If you have a dual front brake system, you should repeat the process for the other disc. The second side should go faster as the top of the line is already flushed, and only the bottom needs to be done. If you only have a single disc, then you are almost done.

The front brake configuration on my XJ700. You can see the second disc on the other side of the wheel.

After you've flushed the entire line (two sides or just one) all that is left is filling the master cylinder back to the level indicated by the level viewing window.

The refilled and recapped master cylinder with the level above the lower limit.

That's all there is to it. It should take about an hour and a half your first time, and closer to an hour subsequent times. Be sure to thoroughly test the system before riding.

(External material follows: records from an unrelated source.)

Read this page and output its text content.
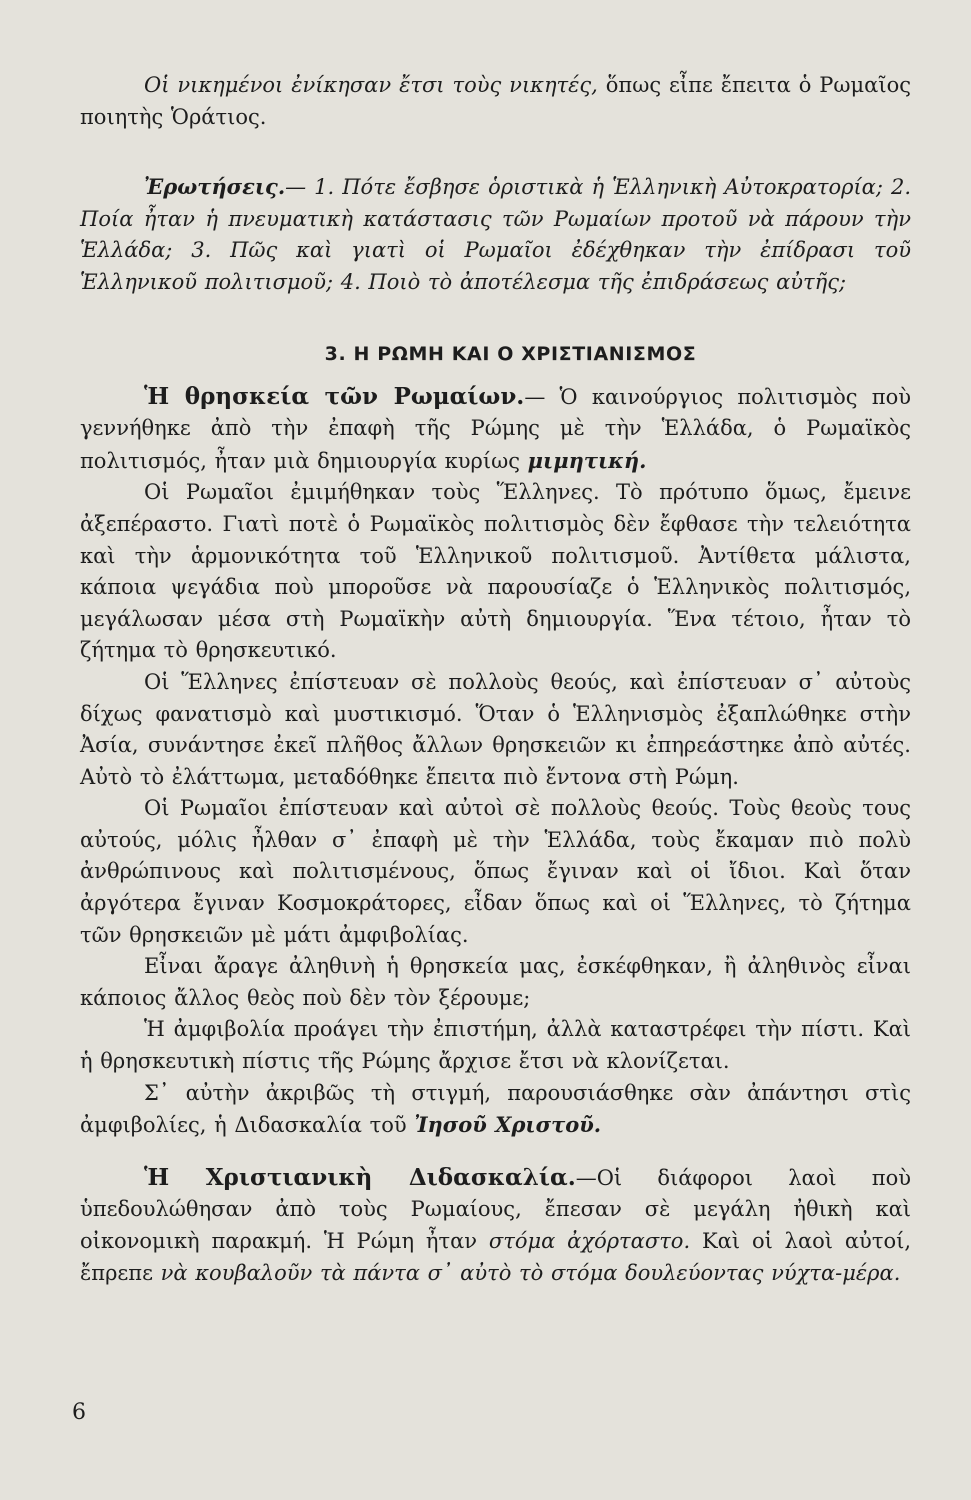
Οἱ νικημένοι ἐνίκησαν ἔτσι τοὺς νικητές, ὅπως εἶπε ἔπειτα ὁ Ρωμαῖος ποιητὴς Ὁράτιος.

Ἐρωτήσεις.— 1. Πότε ἔσβησε ὁριστικὰ ἡ Ἑλληνικὴ Αὐτοκρατορία; 2. Ποία ἦταν ἡ πνευματικὴ κατάστασις τῶν Ρωμαίων προτοῦ νὰ πάρουν τὴν Ἑλλάδα; 3. Πῶς καὶ γιατὶ οἱ Ρωμαῖοι ἐδέχθηκαν τὴν ἐπίδρασι τοῦ Ἑλληνικοῦ πολιτισμοῦ; 4. Ποιὸ τὸ ἀποτέλεσμα τῆς ἐπιδράσεως αὐτῆς;

3. Η ΡΩΜΗ ΚΑΙ Ο ΧΡΙΣΤΙΑΝΙΣΜΟΣ

Ἡ θρησκεία τῶν Ρωμαίων.— Ὁ καινούργιος πολιτισμὸς ποὺ γεννήθηκε ἀπὸ τὴν ἐπαφὴ τῆς Ρώμης μὲ τὴν Ἑλλάδα, ὁ Ρωμαϊκὸς πολιτισμός, ἦταν μιὰ δημιουργία κυρίως μιμητική.

Οἱ Ρωμαῖοι ἐμιμήθηκαν τοὺς Ἕλληνες. Τὸ πρότυπο ὅμως, ἔμεινε ἀξεπέραστο. Γιατὶ ποτὲ ὁ Ρωμαϊκὸς πολιτισμὸς δὲν ἔφθασε τὴν τελειότητα καὶ τὴν ἁρμονικότητα τοῦ Ἑλληνικοῦ πολιτισμοῦ. Ἀντίθετα μάλιστα, κάποια ψεγάδια ποὺ μποροῦσε νὰ παρουσίαζε ὁ Ἑλληνικὸς πολιτισμός, μεγάλωσαν μέσα στὴ Ρωμαϊκὴν αὐτὴ δημιουργία. Ἕνα τέτοιο, ἦταν τὸ ζήτημα τὸ θρησκευτικό.

Οἱ Ἕλληνες ἐπίστευαν σὲ πολλοὺς θεούς, καὶ ἐπίστευαν σ᾽ αὐτοὺς δίχως φανατισμὸ καὶ μυστικισμό. Ὅταν ὁ Ἑλληνισμὸς ἐξαπλώθηκε στὴν Ἀσία, συνάντησε ἐκεῖ πλῆθος ἄλλων θρησκειῶν κι ἐπηρεάστηκε ἀπὸ αὐτές. Αὐτὸ τὸ ἐλάττωμα, μεταδόθηκε ἔπειτα πιὸ ἔντονα στὴ Ρώμη.

Οἱ Ρωμαῖοι ἐπίστευαν καὶ αὐτοὶ σὲ πολλοὺς θεούς. Τοὺς θεοὺς τους αὐτούς, μόλις ἦλθαν σ᾽ ἐπαφὴ μὲ τὴν Ἑλλάδα, τοὺς ἔκαμαν πιὸ πολὺ ἀνθρώπινους καὶ πολιτισμένους, ὅπως ἔγιναν καὶ οἱ ἴδιοι. Καὶ ὅταν ἀργότερα ἔγιναν Κοσμοκράτορες, εἶδαν ὅπως καὶ οἱ Ἕλληνες, τὸ ζήτημα τῶν θρησκειῶν μὲ μάτι ἀμφιβολίας.

Εἶναι ἄραγε ἀληθινὴ ἡ θρησκεία μας, ἐσκέφθηκαν, ἢ ἀληθινὸς εἶναι κάποιος ἄλλος θεὸς ποὺ δὲν τὸν ξέρουμε;

Ἡ ἀμφιβολία προάγει τὴν ἐπιστήμη, ἀλλὰ καταστρέφει τὴν πίστι. Καὶ ἡ θρησκευτικὴ πίστις τῆς Ρώμης ἄρχισε ἔτσι νὰ κλονίζεται.

Σ᾽ αὐτὴν ἀκριβῶς τὴ στιγμή, παρουσιάσθηκε σὰν ἀπάντησι στὶς ἀμφιβολίες, ἡ Διδασκαλία τοῦ Ἰησοῦ Χριστοῦ.

Ἡ Χριστιανικὴ Διδασκαλία.—Οἱ διάφοροι λαοὶ ποὺ ὑπεδουλώθησαν ἀπὸ τοὺς Ρωμαίους, ἔπεσαν σὲ μεγάλη ἠθικὴ καὶ οἰκονομικὴ παρακμή. Ἡ Ρώμη ἦταν στόμα ἀχόρταστο. Καὶ οἱ λαοὶ αὐτοί, ἔπρεπε νὰ κουβαλοῦν τὰ πάντα σ᾽ αὐτὸ τὸ στόμα δουλεύοντας νύχτα-μέρα.

6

Joshy Orndorff Sat, 09/08/2012 - 21:59

Replacing a master cylinder's viewing lens

Replacing a master cylinder's viewing lens

Most bikes use a hydraulic system for the front, or both front and rear brakes. My XJ700 uses a dual-disc hydraulic system for the for the front wheel only. Maintaining the specified level and quality of brake fluid in the master cylinder for such systems is critical, so there is almost always a clear plastic window in the side of the master cylinder that allows you to monitor the fluid level and color. Unfortunately, as bikes age, these windows become hazy and cracked which makes monitoring the fluid impossible. Eventually the window may even start to leak. Luckily, it is pretty straight-forward to replace and old window with a new glass one that looks great and doesn't leak.

    You will need:
  • New Lens
  • Screw driver
  • RTV Silicone
  • Precision Knife
  • Aerosol brake cleaner

My lens was so old that it started leaking. You can see that the leaking brake fluid eroded some of the paint from the outside of the master cylinder. It got bad enough that I accidentally punched a hole right through the lens with my bare finger. It is not uncommon for old bikes to have lenses like this, but replacing them is so easy that I will never let mine get like this again. The first step in this process is to remove the master cylinder cap and empty out any remaining brake fluid either with paper towels or a vacuum pump.

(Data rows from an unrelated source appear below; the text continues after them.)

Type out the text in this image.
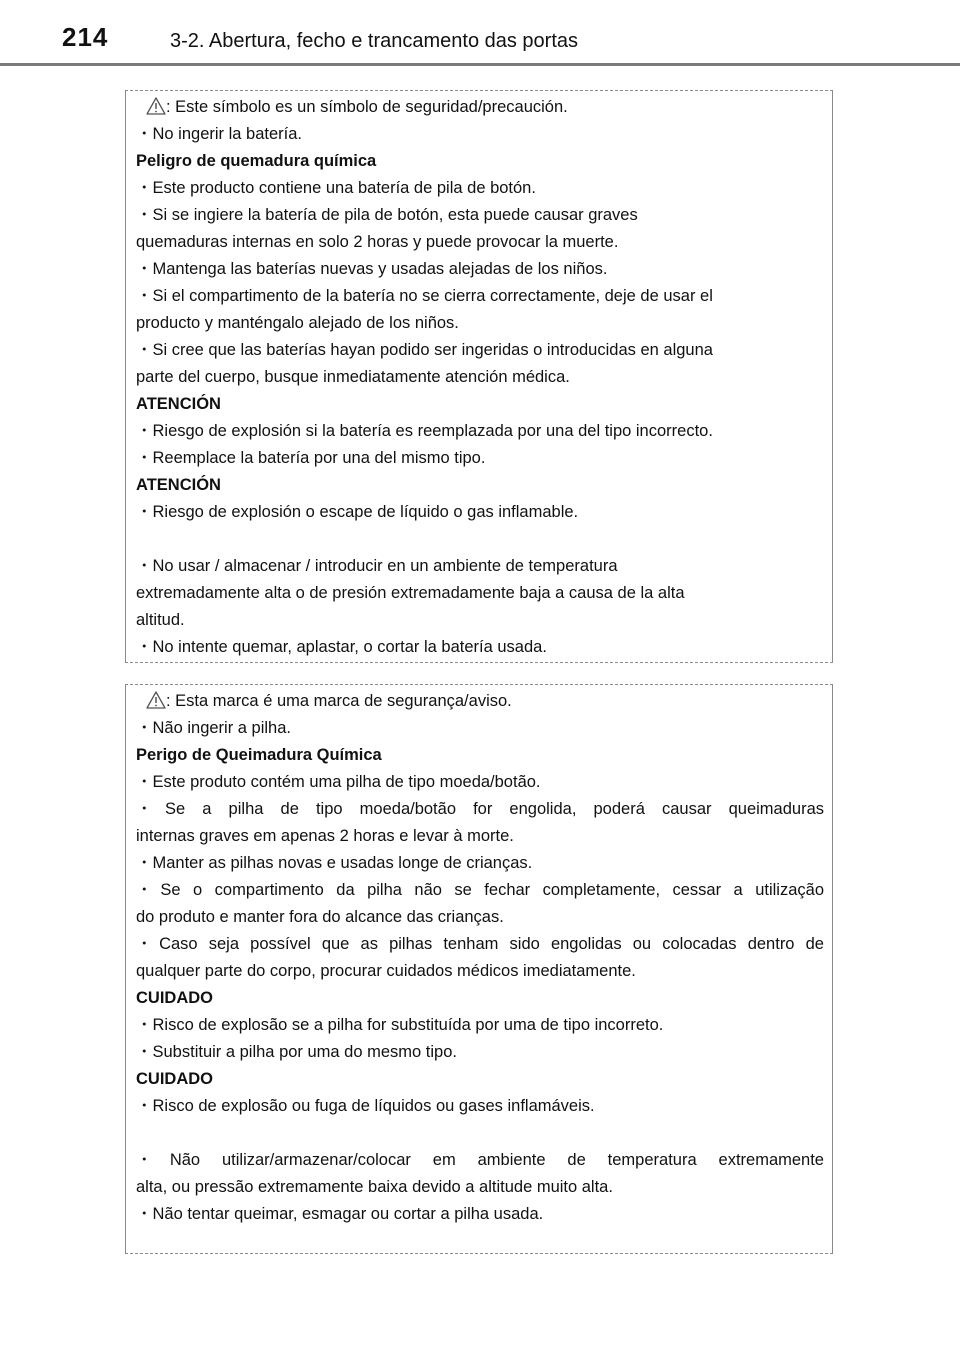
214	3-2. Abertura, fecho e trancamento das portas
: Este símbolo es un símbolo de seguridad/precaución.
・No ingerir la batería.
Peligro de quemadura química
・Este producto contiene una batería de pila de botón.
・Si se ingiere la batería de pila de botón, esta puede causar graves
quemaduras internas en solo 2 horas y puede provocar la muerte.
・Mantenga las baterías nuevas y usadas alejadas de los niños.
・Si el compartimento de la batería no se cierra correctamente, deje de usar el
producto y manténgalo alejado de los niños.
・Si cree que las baterías hayan podido ser ingeridas o introducidas en alguna
parte del cuerpo, busque inmediatamente atención médica.
ATENCIÓN
・Riesgo de explosión si la batería es reemplazada por una del tipo incorrecto.
・Reemplace la batería por una del mismo tipo.
ATENCIÓN
・Riesgo de explosión o escape de líquido o gas inflamable.
・No usar / almacenar / introducir en un ambiente de temperatura
extremadamente alta o de presión extremadamente baja a causa de la alta
altitud.
・No intente quemar, aplastar, o cortar la batería usada.
: Esta marca é uma marca de segurança/aviso.
・Não ingerir a pilha.
Perigo de Queimadura Química
・Este produto contém uma pilha de tipo moeda/botão.
・Se a pilha de tipo moeda/botão for engolida, poderá causar queimaduras
internas graves em apenas 2 horas e levar à morte.
・Manter as pilhas novas e usadas longe de crianças.
・Se o compartimento da pilha não se fechar completamente, cessar a utilização
do produto e manter fora do alcance das crianças.
・Caso seja possível que as pilhas tenham sido engolidas ou colocadas dentro de
qualquer parte do corpo, procurar cuidados médicos imediatamente.
CUIDADO
・Risco de explosão se a pilha for substituída por uma de tipo incorreto.
・Substituir a pilha por uma do mesmo tipo.
CUIDADO
・Risco de explosão ou fuga de líquidos ou gases inflamáveis.
・Não utilizar/armazenar/colocar em ambiente de temperatura extremamente
alta, ou pressão extremamente baixa devido a altitude muito alta.
・Não tentar queimar, esmagar ou cortar a pilha usada.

Drained master cylinder still sporting the old broken lens

Next, dig out the old lens in chunks. I used a flat tip screwdriver for this, but pretty much any tool will do. There is really no reason to try to keep your old crusty lens in one piece, so just chip away at it. If your bike has a chrome trim or other metal ring around the lens, leave it in place. You can see that mine has a metal ring around the hole and a back plate. This is a pretty common design, and you will want to leave it in place.

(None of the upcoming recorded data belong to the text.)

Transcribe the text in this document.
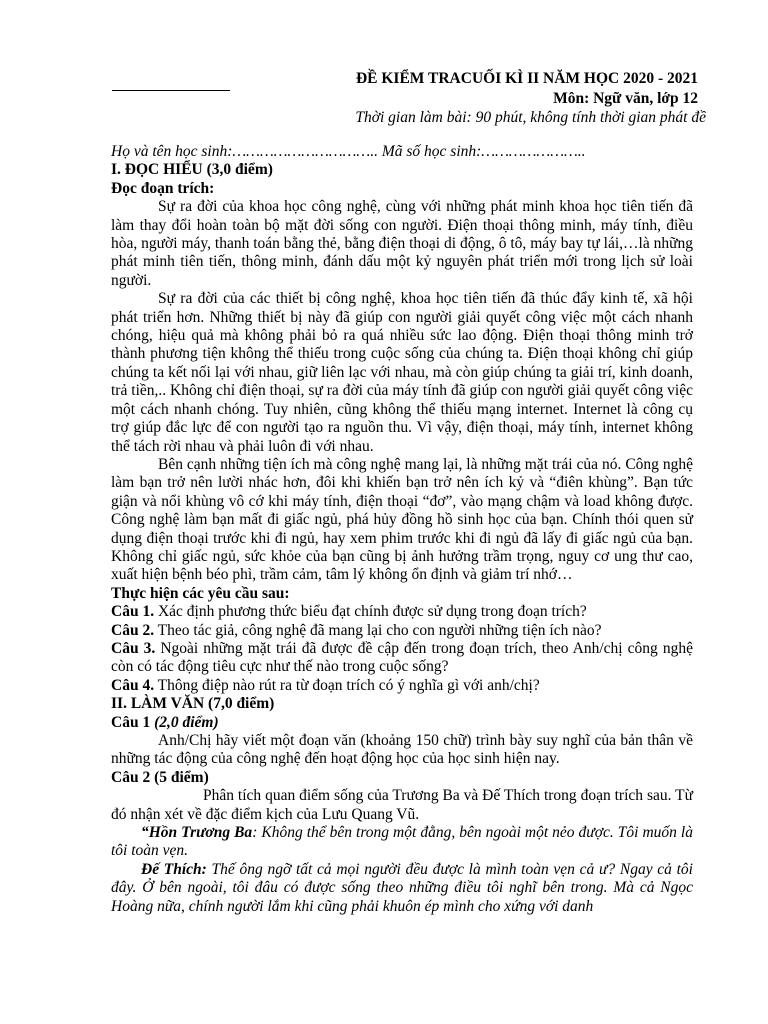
ĐỀ KIỂM TRACUỐI KÌ II NĂM HỌC 2020 - 2021
Môn: Ngữ văn, lớp 12
Thời gian làm bài: 90 phút, không tính thời gian phát đề

Họ và tên học sinh:………………………….. Mã số học sinh:…………………..

I. ĐỌC HIỂU (3,0 điểm)

Đọc đoạn trích:

Sự ra đời của khoa học công nghệ, cùng với những phát minh khoa học tiên tiến đã làm thay đổi hoàn toàn bộ mặt đời sống con người. Điện thoại thông minh, máy tính, điều hòa, người máy, thanh toán bằng thẻ, bằng điện thoại di động, ô tô, máy bay tự lái,…là những phát minh tiên tiến, thông minh, đánh dấu một kỷ nguyên phát triển mới trong lịch sử loài người.

Sự ra đời của các thiết bị công nghệ, khoa học tiên tiến đã thúc đẩy kinh tế, xã hội phát triển hơn. Những thiết bị này đã giúp con người giải quyết công việc một cách nhanh chóng, hiệu quả mà không phải bỏ ra quá nhiều sức lao động. Điện thoại thông minh trở thành phương tiện không thể thiếu trong cuộc sống của chúng ta. Điện thoại không chỉ giúp chúng ta kết nối lại với nhau, giữ liên lạc với nhau, mà còn giúp chúng ta giải trí, kinh doanh, trả tiền,.. Không chỉ điện thoại, sự ra đời của máy tính đã giúp con người giải quyết công việc một cách nhanh chóng. Tuy nhiên, cũng không thể thiếu mạng internet. Internet là công cụ trợ giúp đắc lực để con người tạo ra nguồn thu. Vì vậy, điện thoại, máy tính, internet không thể tách rời nhau và phải luôn đi với nhau.

Bên cạnh những tiện ích mà công nghệ mang lại, là những mặt trái của nó. Công nghệ làm bạn trở nên lười nhác hơn, đôi khi khiến bạn trở nên ích kỷ và “điên khùng”. Bạn tức giận và nổi khùng vô cớ khi máy tính, điện thoại “đơ”, vào mạng chậm và load không được. Công nghệ làm bạn mất đi giấc ngủ, phá hủy đồng hồ sinh học của bạn. Chính thói quen sử dụng điện thoại trước khi đi ngủ, hay xem phim trước khi đi ngủ đã lấy đi giấc ngủ của bạn. Không chỉ giấc ngủ, sức khỏe của bạn cũng bị ảnh hưởng trầm trọng, nguy cơ ung thư cao, xuất hiện bệnh béo phì, trầm cảm, tâm lý không ổn định và giảm trí nhớ…

Thực hiện các yêu cầu sau:

Câu 1. Xác định phương thức biểu đạt chính được sử dụng trong đoạn trích?

Câu 2. Theo tác giả, công nghệ đã mang lại cho con người những tiện ích nào?

Câu 3. Ngoài những mặt trái đã được đề cập đến trong đoạn trích, theo Anh/chị công nghệ còn có tác động tiêu cực như thế nào trong cuộc sống?

Câu 4. Thông điệp nào rút ra từ đoạn trích có ý nghĩa gì với anh/chị?

II. LÀM VĂN (7,0 điểm)

Câu 1 (2,0 điểm)

Anh/Chị hãy viết một đoạn văn (khoảng 150 chữ) trình bày suy nghĩ của bản thân về những tác động của công nghệ đến hoạt động học của học sinh hiện nay.

Câu 2 (5 điểm)

Phân tích quan điểm sống của Trương Ba và Đế Thích trong đoạn trích sau. Từ đó nhận xét về đặc điểm kịch của Lưu Quang Vũ.

“Hồn Trương Ba: Không thể bên trong một đằng, bên ngoài một nẻo được. Tôi muốn là tôi toàn vẹn.

Đế Thích: Thế ông ngỡ tất cả mọi người đều được là mình toàn vẹn cả ư? Ngay cả tôi đây. Ở bên ngoài, tôi đâu có được sống theo những điều tôi nghĩ bên trong. Mà cả Ngọc Hoàng nữa, chính người lắm khi cũng phải khuôn ép mình cho xứng với danh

The bulk of the old lens has been removed, but there is still lots of residue along the trim ring

After you have most of the plastic removed, you can get out a precision knife such as an X-acto to clean out the rest of the small plastic chunks, hardened brake fluid, gasket, and any other crud that has built up around the lens. Take your time, and get all of this out thoroughly because if you don't your new lens will be leaking in no time.

Cleaning the hole with a X-acto knife

When you have all the debris removed from the area clean it with brake cleaner, and wipe it down with a paper towel several times, then let it dry for several minutes. When you are done with hole should be impressively clean, possibly even new looking.

The lens hole after it has been cleaned with a knife and brake cleaner

Now you are ready install the new lens. Read and follow all of the instructions on the packaging of your RTV silicone. Sparingly apply a ring of silicone around the outside of the lens or the inside of the hole in the master cylinder. Quickly seat the lens in place making sure that the silicone seals the joint all the way around the circumference of the lens. The silicone will skin in less than 30 minutes, but will not dry to full strength for 24 hours. Let the silicone dry over night and then refill and flush the brake system.

The completed product. Notice how easy it is to see the fluid level.

The process is pretty straightforward, and not counting the drying time, it should take a little over an hour. Obviously you will want to thoroughly test the system to be sure it is safe before any real riding.